First the bureaucracy. When I started in my current job, more than 20 years ago, I could go into one room to see my patients for their 50-minute therapy session, one after the other, on the hour. There were paper notes, which a receptionist would pull and refile for me, and in the 10 minutes between each patient, I could write my notes and grab a coffee. My seven-and-a-half-hour days would include two hours of clinical meetings, five patients and 30 minutes of admin.
Now we have digital notes which, in theory, are a better idea; but in practice over the last five years I haven’t had a consistent room to work in with a computer. We “hot-desk” and have “clinic rooms” mostly without computers. So, in practice, I have to book time away from patients to log in to a computer, which takes at least 20 minutes each time to get in. The notes systems are clunky and unwieldy – it takes twice as long to do anything. The result is I’m seeing one fewer patient a day, for a start.
Now the bean-counting. Our lovely admin staff have been cut to the bone – they aren’t supposed to help clinical staff the way they used to. They are largely paid to input data. Patients have to be booked in as arriving, booked in as being seen by the clinician, and booked out again, all in enormously complicated, slow, poorly designed systems. Just recently the health secretary, Steve Barclay, promised more transparency. But any time a politician promises more transparency they are promising that they are going to spend NHS money, which could be going on nurses and doctors, ambulance crews and medication, on an administrator to sit at a computer inputting data all day. An administrator whose wage could be spent on one more nurse to meet that ambulance with the pensioner who has fallen over.
In theory, of course, it would be great to have that data – I’m not against transparency per se. I’m just against it when we haven’t got and can’t recruit any clinical staff.
And there’s the BS: the consistent negative rhetoric churned out by politicians about “efficiency” savings. I would wager there hasn’t been a single month in my 28 years in the NHS when a politician hasn’t made that sort of negative implication, that they will save the NHS by making clinical staff work that little bit harder.

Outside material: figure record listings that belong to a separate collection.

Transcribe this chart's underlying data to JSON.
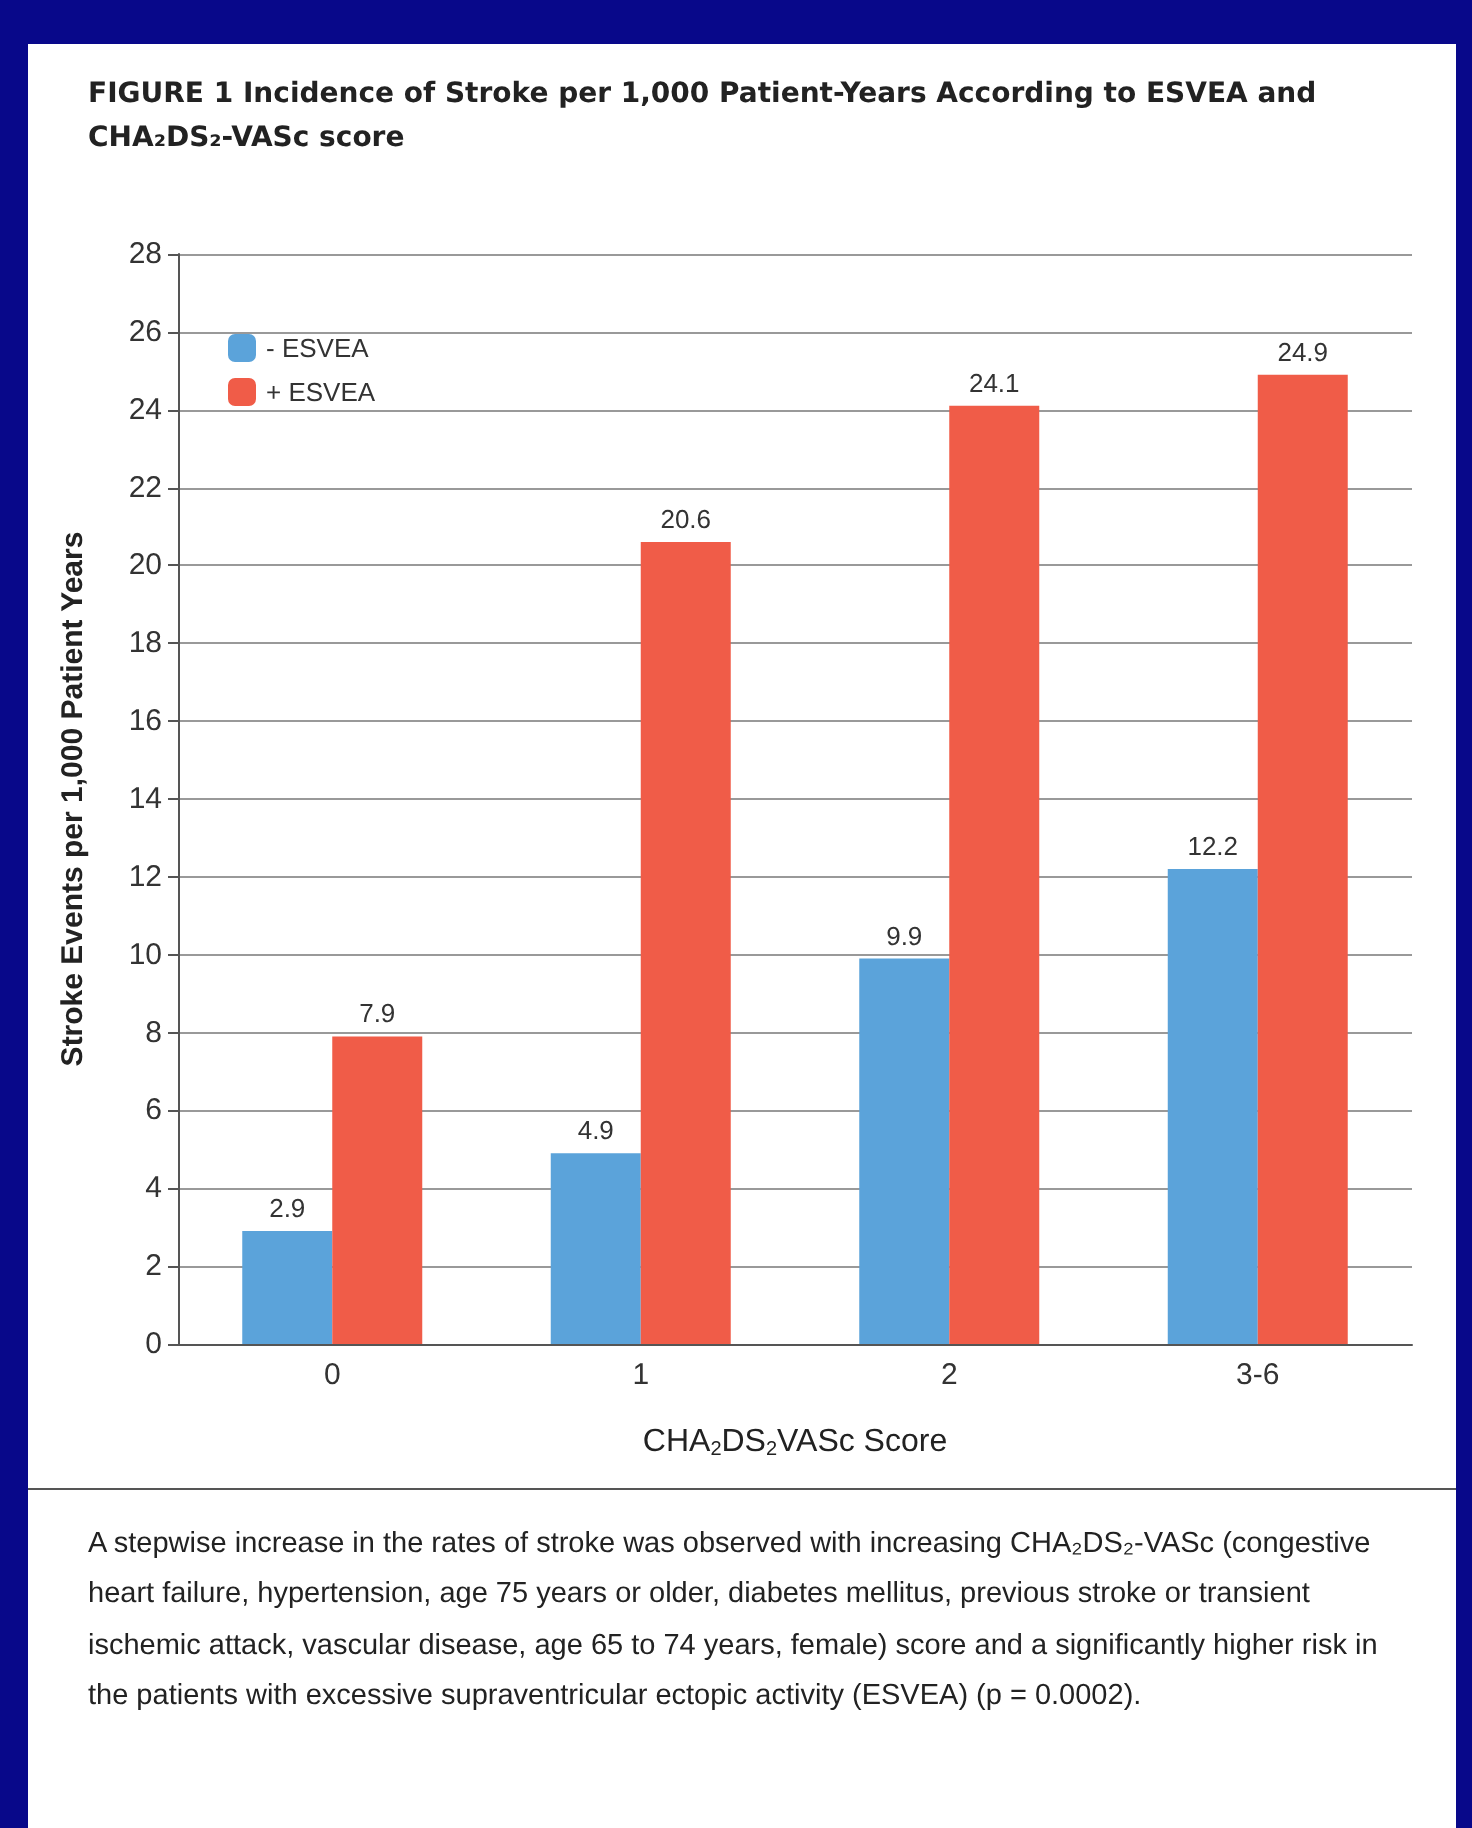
{
  "chart_data": {
    "type": "bar",
    "title": "FIGURE 1 Incidence of Stroke per 1,000 Patient-Years According to ESVEA and CHA₂DS₂-VASc score",
    "xlabel": "CHA$_{2}$DS$_{2}$VASc Score",
    "ylabel": "Stroke Events per 1,000 Patient Years",
    "categories": [
      "0",
      "1",
      "2",
      "3-6"
    ],
    "series": [
      {
        "name": "- ESVEA",
        "color": "#5ba3da",
        "values": [
          2.9,
          4.9,
          9.9,
          12.2
        ]
      },
      {
        "name": "+ ESVEA",
        "color": "#f05c48",
        "values": [
          7.9,
          20.6,
          24.1,
          24.9
        ]
      }
    ],
    "ylim": [
      0,
      28
    ],
    "yticks": [
      0,
      2,
      4,
      6,
      8,
      10,
      12,
      14,
      16,
      18,
      20,
      22,
      24,
      26,
      28
    ],
    "grid": "y",
    "legend": "top left",
    "data_labels": true,
    "annotations": [
      "A stepwise increase in the rates of stroke was observed with increasing CHA₂DS₂-VASc (congestive heart failure, hypertension, age 75 years or older, diabetes mellitus, previous stroke or transient ischemic attack, vascular disease, age 65 to 74 years, female) score and a significantly higher risk in the patients with excessive supraventricular ectopic activity (ESVEA) (p = 0.0002)."
    ]
  }
}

There has been an explosion in the number of managers over the same period, and the message trickles down from the health secretary through their endless layers. They spout that rhetoric relentlessly to clinical staff – “Do more with less!”; that’s what has really broken my spirit.

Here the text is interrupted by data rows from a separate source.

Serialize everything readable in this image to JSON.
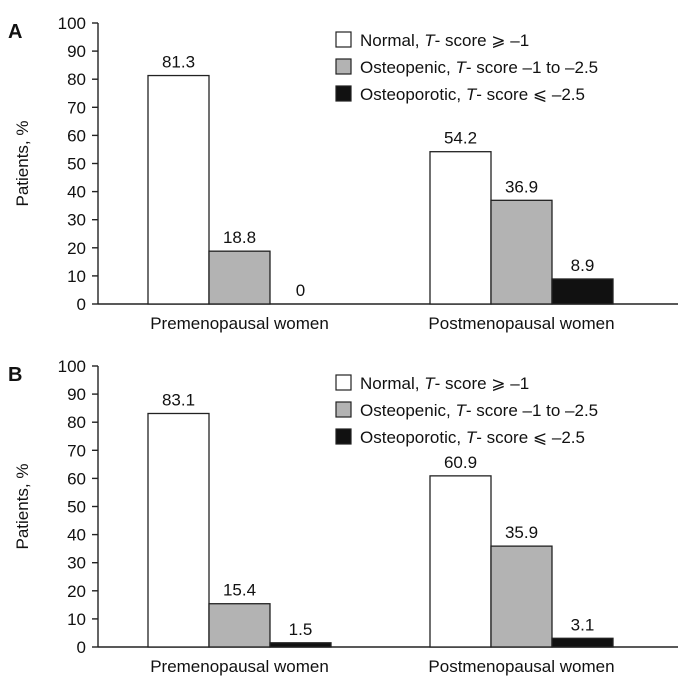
{
  "chart_data": [
    {
      "type": "bar",
      "panel": "A",
      "categories": [
        "Premenopausal women",
        "Postmenopausal women"
      ],
      "series": [
        {
          "name": "Normal, T-score ≥ −1",
          "name_prefix": "Normal, ",
          "name_italic": "T",
          "name_suffix": "- score ⩾ –1",
          "color": "#ffffff",
          "values": [
            81.3,
            54.2
          ],
          "labels": [
            "81.3",
            "54.2"
          ]
        },
        {
          "name": "Osteopenic, T-score −1 to −2.5",
          "name_prefix": "Osteopenic, ",
          "name_italic": "T",
          "name_suffix": "- score –1 to –2.5",
          "color": "#b3b3b3",
          "values": [
            18.8,
            36.9
          ],
          "labels": [
            "18.8",
            "36.9"
          ]
        },
        {
          "name": "Osteoporotic, T-score ≤ −2.5",
          "name_prefix": "Osteoporotic, ",
          "name_italic": "T",
          "name_suffix": "- score ⩽ –2.5",
          "color": "#111111",
          "values": [
            0,
            8.9
          ],
          "labels": [
            "0",
            "8.9"
          ]
        }
      ],
      "ylabel": "Patients, %",
      "ylim": [
        0,
        100
      ],
      "yticks": [
        "0",
        "10",
        "20",
        "30",
        "40",
        "50",
        "60",
        "70",
        "80",
        "90",
        "100"
      ],
      "legend": "top-right",
      "grid": false
    },
    {
      "type": "bar",
      "panel": "B",
      "categories": [
        "Premenopausal women",
        "Postmenopausal women"
      ],
      "series": [
        {
          "name": "Normal, T-score ≥ −1",
          "name_prefix": "Normal, ",
          "name_italic": "T",
          "name_suffix": "- score ⩾ –1",
          "color": "#ffffff",
          "values": [
            83.1,
            60.9
          ],
          "labels": [
            "83.1",
            "60.9"
          ]
        },
        {
          "name": "Osteopenic, T-score −1 to −2.5",
          "name_prefix": "Osteopenic, ",
          "name_italic": "T",
          "name_suffix": "- score –1 to –2.5",
          "color": "#b3b3b3",
          "values": [
            15.4,
            35.9
          ],
          "labels": [
            "15.4",
            "35.9"
          ]
        },
        {
          "name": "Osteoporotic, T-score ≤ −2.5",
          "name_prefix": "Osteoporotic, ",
          "name_italic": "T",
          "name_suffix": "- score ⩽ –2.5",
          "color": "#111111",
          "values": [
            1.5,
            3.1
          ],
          "labels": [
            "1.5",
            "3.1"
          ]
        }
      ],
      "ylabel": "Patients, %",
      "ylim": [
        0,
        100
      ],
      "yticks": [
        "0",
        "10",
        "20",
        "30",
        "40",
        "50",
        "60",
        "70",
        "80",
        "90",
        "100"
      ],
      "legend": "top-right",
      "grid": false
    }
  ]
}
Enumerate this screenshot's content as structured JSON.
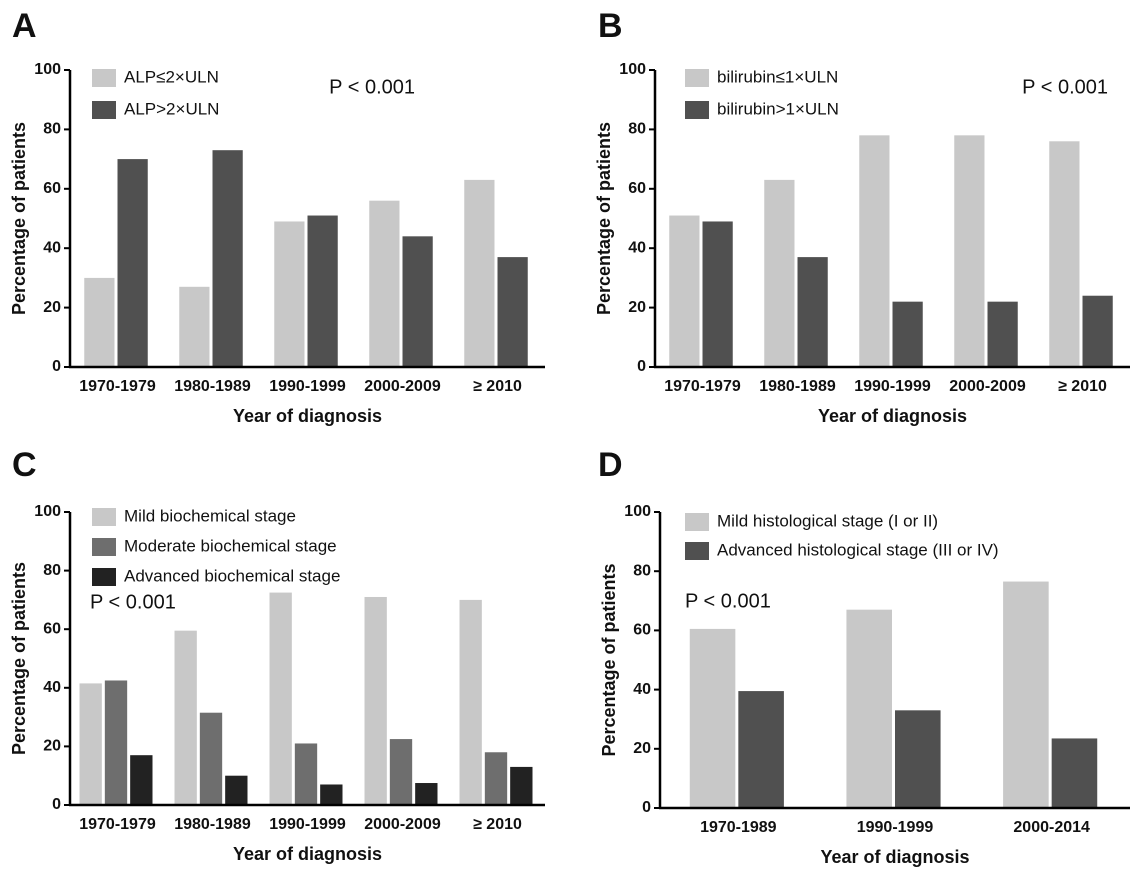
{
  "chart_data": [
    {
      "type": "bar",
      "panel_label": "A",
      "annotation": "P < 0.001",
      "xlabel": "Year of diagnosis",
      "ylabel": "Percentage of patients",
      "categories": [
        "1970-1979",
        "1980-1989",
        "1990-1999",
        "2000-2009",
        "≥ 2010"
      ],
      "series": [
        {
          "name": "ALP≤2×ULN",
          "color": "#c8c8c8",
          "values": [
            30,
            27,
            49,
            56,
            63
          ]
        },
        {
          "name": "ALP>2×ULN",
          "color": "#505050",
          "values": [
            70,
            73,
            51,
            44,
            37
          ]
        }
      ],
      "ylim": [
        0,
        100
      ],
      "yticks": [
        0,
        20,
        40,
        60,
        80,
        100
      ],
      "legend": "upper left"
    },
    {
      "type": "bar",
      "panel_label": "B",
      "annotation": "P < 0.001",
      "xlabel": "Year of diagnosis",
      "ylabel": "Percentage of patients",
      "categories": [
        "1970-1979",
        "1980-1989",
        "1990-1999",
        "2000-2009",
        "≥ 2010"
      ],
      "series": [
        {
          "name": "bilirubin≤1×ULN",
          "color": "#c8c8c8",
          "values": [
            51,
            63,
            78,
            78,
            76
          ]
        },
        {
          "name": "bilirubin>1×ULN",
          "color": "#505050",
          "values": [
            49,
            37,
            22,
            22,
            24
          ]
        }
      ],
      "ylim": [
        0,
        100
      ],
      "yticks": [
        0,
        20,
        40,
        60,
        80,
        100
      ],
      "legend": "upper left"
    },
    {
      "type": "bar",
      "panel_label": "C",
      "annotation": "P < 0.001",
      "xlabel": "Year of diagnosis",
      "ylabel": "Percentage of patients",
      "categories": [
        "1970-1979",
        "1980-1989",
        "1990-1999",
        "2000-2009",
        "≥ 2010"
      ],
      "series": [
        {
          "name": "Mild biochemical stage",
          "color": "#c8c8c8",
          "values": [
            41.5,
            59.5,
            72.5,
            71,
            70
          ]
        },
        {
          "name": "Moderate biochemical stage",
          "color": "#6e6e6e",
          "values": [
            42.5,
            31.5,
            21,
            22.5,
            18
          ]
        },
        {
          "name": "Advanced biochemical stage",
          "color": "#222222",
          "values": [
            17,
            10,
            7,
            7.5,
            13
          ]
        }
      ],
      "ylim": [
        0,
        100
      ],
      "yticks": [
        0,
        20,
        40,
        60,
        80,
        100
      ],
      "legend": "upper left"
    },
    {
      "type": "bar",
      "panel_label": "D",
      "annotation": "P < 0.001",
      "xlabel": "Year of diagnosis",
      "ylabel": "Percentage of patients",
      "categories": [
        "1970-1989",
        "1990-1999",
        "2000-2014"
      ],
      "series": [
        {
          "name": "Mild histological stage (I or II)",
          "color": "#c8c8c8",
          "values": [
            60.5,
            67,
            76.5
          ]
        },
        {
          "name": "Advanced histological stage (III or IV)",
          "color": "#505050",
          "values": [
            39.5,
            33,
            23.5
          ]
        }
      ],
      "ylim": [
        0,
        100
      ],
      "yticks": [
        0,
        20,
        40,
        60,
        80,
        100
      ],
      "legend": "upper left"
    }
  ]
}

I could go on for hours on more, from poor recruitment systems to endless “essential” training”. But perhaps worst of all is NHS England’s pointless internal market, where again, thousands of staff are employed so that one part of the system can pay another part of the system. It is as if Tesco were buying the food from the farmers, and then selling it to their own stores.
NHS staff are human too and for most of us it is obvious we could work less hard and earn more in the private sector, but many of us don’t because of a sense of loyalty to the system. We do incredibly difficult, emotionally draining work, under stressful conditions, but it usually doesn’t break us. We get our kicks from that work. The relentless scrutiny, the lack of practical support, working systems, and the negative rhetoric, that is what gets us. That is why we end up exhausted, strung out, and making a choice between the NHS and our mental health. And so that is why I am part of the NHS brain drain.
And to the future patients whom I won’t see: I’m sorry. I did my best, but I couldn’t do it any more.